Il sito di Is Cuccureddus, che sorge su una collina di circa 50 m s.l.m., ospitava le strutture di un fondaco e di un santuario attivo almeno dalla seconda metà del VII sec. a.C. in diretta connessione con lo scalo portuale ubicato presso la foce del Rio Foxi. Il sito era raggiungibile mediante un percorso-scalinata scavato lungo il fianco meridionale del colle.
Le prime indagini nel sito iniziarono negli anni ‘80 attraverso lo scavo di alcuni vani di servizio di un santuario dedicato ad una divinità femminile, identificata con la dea Astarte fenicia e con la successiva Iuno romana.
I reperti di cultura materiale rinvenuti sembrerebbero confermare, sulla scia di una lunga tradizione letteraria, la pratica della prostituzione sacra, documentata per numerosi santuari dedicati ad Astarte e disseminati tra Oriente e Occidente, da Cipro e Kithera sino alla Sicilia e alla Sardegna.
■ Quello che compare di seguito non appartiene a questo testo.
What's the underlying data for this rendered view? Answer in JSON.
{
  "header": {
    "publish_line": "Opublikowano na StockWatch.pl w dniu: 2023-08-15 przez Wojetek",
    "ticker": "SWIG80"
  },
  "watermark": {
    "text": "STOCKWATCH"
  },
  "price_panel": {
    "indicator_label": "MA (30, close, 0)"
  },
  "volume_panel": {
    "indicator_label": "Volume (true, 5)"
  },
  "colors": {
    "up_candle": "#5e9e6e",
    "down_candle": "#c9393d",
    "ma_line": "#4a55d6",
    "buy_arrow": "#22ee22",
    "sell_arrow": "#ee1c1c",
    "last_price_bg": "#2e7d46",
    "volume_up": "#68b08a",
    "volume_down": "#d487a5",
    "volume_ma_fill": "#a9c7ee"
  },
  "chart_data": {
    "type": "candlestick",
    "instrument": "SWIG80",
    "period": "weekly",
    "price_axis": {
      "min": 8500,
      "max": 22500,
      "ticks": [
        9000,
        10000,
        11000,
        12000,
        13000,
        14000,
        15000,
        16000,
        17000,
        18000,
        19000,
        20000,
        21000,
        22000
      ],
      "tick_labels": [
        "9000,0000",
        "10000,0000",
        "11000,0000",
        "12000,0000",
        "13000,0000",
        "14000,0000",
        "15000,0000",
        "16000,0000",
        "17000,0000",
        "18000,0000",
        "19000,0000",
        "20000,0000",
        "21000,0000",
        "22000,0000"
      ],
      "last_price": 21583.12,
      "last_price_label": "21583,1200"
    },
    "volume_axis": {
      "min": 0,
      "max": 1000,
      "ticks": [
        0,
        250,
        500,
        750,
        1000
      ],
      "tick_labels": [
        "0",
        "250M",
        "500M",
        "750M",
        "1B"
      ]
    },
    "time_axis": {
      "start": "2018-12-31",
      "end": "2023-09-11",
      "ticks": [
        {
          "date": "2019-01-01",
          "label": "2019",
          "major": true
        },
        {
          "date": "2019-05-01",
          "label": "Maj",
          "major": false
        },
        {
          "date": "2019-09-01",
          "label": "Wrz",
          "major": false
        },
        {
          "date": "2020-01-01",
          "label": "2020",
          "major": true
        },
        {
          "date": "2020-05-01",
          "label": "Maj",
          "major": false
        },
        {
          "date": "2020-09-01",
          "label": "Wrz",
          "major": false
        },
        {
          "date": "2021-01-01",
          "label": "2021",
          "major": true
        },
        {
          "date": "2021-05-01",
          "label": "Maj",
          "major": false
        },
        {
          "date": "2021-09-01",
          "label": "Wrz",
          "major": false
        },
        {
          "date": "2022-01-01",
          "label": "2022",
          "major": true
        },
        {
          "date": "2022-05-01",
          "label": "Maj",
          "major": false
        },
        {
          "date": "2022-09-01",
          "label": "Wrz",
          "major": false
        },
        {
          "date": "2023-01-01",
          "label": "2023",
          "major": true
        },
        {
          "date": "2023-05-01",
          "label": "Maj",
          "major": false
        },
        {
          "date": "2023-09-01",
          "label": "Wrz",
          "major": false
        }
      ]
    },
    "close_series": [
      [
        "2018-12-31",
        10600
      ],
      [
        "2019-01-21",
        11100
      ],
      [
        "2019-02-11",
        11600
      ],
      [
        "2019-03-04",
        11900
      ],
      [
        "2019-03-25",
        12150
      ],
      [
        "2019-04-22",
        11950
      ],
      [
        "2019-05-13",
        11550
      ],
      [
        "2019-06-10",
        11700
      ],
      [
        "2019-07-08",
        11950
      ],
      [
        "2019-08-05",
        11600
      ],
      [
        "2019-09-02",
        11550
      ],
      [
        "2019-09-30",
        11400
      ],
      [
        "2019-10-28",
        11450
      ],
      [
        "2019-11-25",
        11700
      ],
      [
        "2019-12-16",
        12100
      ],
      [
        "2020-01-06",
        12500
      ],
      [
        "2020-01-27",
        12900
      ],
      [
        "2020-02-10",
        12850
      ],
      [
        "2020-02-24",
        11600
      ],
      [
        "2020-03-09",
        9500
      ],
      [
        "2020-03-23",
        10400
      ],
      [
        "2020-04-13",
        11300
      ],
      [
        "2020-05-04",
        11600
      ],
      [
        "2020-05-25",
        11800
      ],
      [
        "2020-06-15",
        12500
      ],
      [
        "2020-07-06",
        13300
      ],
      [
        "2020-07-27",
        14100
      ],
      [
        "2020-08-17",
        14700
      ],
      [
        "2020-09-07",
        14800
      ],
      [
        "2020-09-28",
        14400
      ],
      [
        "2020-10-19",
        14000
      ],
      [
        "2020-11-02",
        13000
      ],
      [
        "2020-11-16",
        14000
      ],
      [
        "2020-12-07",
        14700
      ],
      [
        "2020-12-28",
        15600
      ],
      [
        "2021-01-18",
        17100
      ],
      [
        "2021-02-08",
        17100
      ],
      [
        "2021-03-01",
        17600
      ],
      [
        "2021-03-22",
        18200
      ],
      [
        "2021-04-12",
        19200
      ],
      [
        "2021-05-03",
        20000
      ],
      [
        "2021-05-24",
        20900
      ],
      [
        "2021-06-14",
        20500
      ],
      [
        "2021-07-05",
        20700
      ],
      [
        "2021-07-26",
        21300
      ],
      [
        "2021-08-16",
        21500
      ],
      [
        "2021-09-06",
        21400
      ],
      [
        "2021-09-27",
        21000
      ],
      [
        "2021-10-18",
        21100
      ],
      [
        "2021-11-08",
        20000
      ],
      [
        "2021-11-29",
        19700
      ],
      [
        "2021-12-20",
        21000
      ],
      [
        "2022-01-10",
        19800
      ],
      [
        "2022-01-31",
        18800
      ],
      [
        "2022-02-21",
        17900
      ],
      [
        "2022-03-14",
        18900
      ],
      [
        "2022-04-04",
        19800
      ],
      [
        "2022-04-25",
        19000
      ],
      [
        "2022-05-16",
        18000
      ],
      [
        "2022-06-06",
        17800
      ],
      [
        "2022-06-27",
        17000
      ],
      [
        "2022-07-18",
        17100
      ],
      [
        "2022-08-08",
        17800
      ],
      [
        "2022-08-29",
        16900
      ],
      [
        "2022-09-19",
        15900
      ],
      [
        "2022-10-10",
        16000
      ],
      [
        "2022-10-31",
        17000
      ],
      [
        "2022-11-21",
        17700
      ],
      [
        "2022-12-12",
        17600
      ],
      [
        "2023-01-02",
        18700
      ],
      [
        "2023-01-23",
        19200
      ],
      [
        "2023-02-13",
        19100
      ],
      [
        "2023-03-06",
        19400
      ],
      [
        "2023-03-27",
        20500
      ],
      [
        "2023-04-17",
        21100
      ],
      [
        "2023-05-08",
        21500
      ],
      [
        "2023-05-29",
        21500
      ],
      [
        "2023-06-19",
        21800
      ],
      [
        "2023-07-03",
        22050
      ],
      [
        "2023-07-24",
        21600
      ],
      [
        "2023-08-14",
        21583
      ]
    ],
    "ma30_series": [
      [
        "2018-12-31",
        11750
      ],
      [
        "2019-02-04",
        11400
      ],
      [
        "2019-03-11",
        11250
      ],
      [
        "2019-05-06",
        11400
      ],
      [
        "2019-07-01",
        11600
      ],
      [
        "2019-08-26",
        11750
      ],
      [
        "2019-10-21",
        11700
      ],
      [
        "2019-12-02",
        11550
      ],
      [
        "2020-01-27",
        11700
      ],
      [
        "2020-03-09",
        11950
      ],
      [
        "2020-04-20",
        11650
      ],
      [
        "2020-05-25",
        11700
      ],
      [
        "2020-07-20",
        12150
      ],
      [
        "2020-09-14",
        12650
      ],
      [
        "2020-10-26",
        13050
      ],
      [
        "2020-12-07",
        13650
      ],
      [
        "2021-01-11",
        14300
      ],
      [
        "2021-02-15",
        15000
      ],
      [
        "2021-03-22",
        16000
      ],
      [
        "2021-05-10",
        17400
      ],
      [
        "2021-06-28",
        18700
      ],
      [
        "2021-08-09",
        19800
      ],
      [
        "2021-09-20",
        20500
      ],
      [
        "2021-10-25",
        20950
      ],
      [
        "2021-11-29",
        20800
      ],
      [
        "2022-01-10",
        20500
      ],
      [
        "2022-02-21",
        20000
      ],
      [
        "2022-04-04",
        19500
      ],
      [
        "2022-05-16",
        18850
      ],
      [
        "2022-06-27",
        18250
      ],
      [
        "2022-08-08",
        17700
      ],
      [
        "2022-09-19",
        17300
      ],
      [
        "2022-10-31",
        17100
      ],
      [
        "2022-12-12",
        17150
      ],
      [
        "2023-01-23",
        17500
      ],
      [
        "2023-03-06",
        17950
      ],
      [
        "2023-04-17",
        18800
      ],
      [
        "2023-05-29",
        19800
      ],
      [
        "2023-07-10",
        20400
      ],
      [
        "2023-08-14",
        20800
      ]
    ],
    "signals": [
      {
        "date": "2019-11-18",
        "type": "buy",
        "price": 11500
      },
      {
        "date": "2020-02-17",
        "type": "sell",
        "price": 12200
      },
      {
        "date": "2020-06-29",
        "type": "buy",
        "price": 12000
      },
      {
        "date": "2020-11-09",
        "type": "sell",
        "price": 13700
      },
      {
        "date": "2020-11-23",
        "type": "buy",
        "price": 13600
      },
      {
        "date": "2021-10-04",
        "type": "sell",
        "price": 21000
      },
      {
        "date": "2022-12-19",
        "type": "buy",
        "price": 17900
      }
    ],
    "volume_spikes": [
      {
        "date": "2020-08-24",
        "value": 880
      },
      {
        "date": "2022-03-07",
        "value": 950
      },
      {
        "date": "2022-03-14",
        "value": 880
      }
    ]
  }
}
Negli ambienti ancora visibili di quest’edificio, sono stati rinvenuti numerosi contenitori di unguenti e balsami profumati (aryballoi e alabastra di produzione greca), terrecotte rappresentanti particolari anatomici come seni femminili e un doccione raffigurante un organo sessuale maschile. Si riconoscono in particolare, nel settore meridionale dell’altura, quattro ambienti di forma rettangolare allineati tra loro, costruiti con pietre non squadrate di varie dimensioni e disposti in senso nord-est /sud- ovest. Secondo le ricostruzioni storiche più accreditate, attorno al 540 a.C. Cuccureddus fu vittima di un’aggressione da parte degli eserciti cartaginesi, con il risultato di un incendio generalizzato che devastò l’insediamento, il quale venne abbandonato e non più abitato sino alla conquista romana della Sardegna. Le tracce dell’aggressione, particolarmente evidenti sul piano archeologico, dimostrano la repentina e brusca interruzione di vita nei livelli relativi alla seconda metà del VI sec. a.C. Durante l’età romana l’area venne rioccupata in maniera stabile e venne rifunzionalizzato il luogo di culto, sempre in relazione ad una divinità femminile. Dopo trent’anni, nel 2017, sono ripresi i lavori di scavo archeologico grazie a finanziamenti comunali e in collaborazione con l’Università degli Studi di Sassari.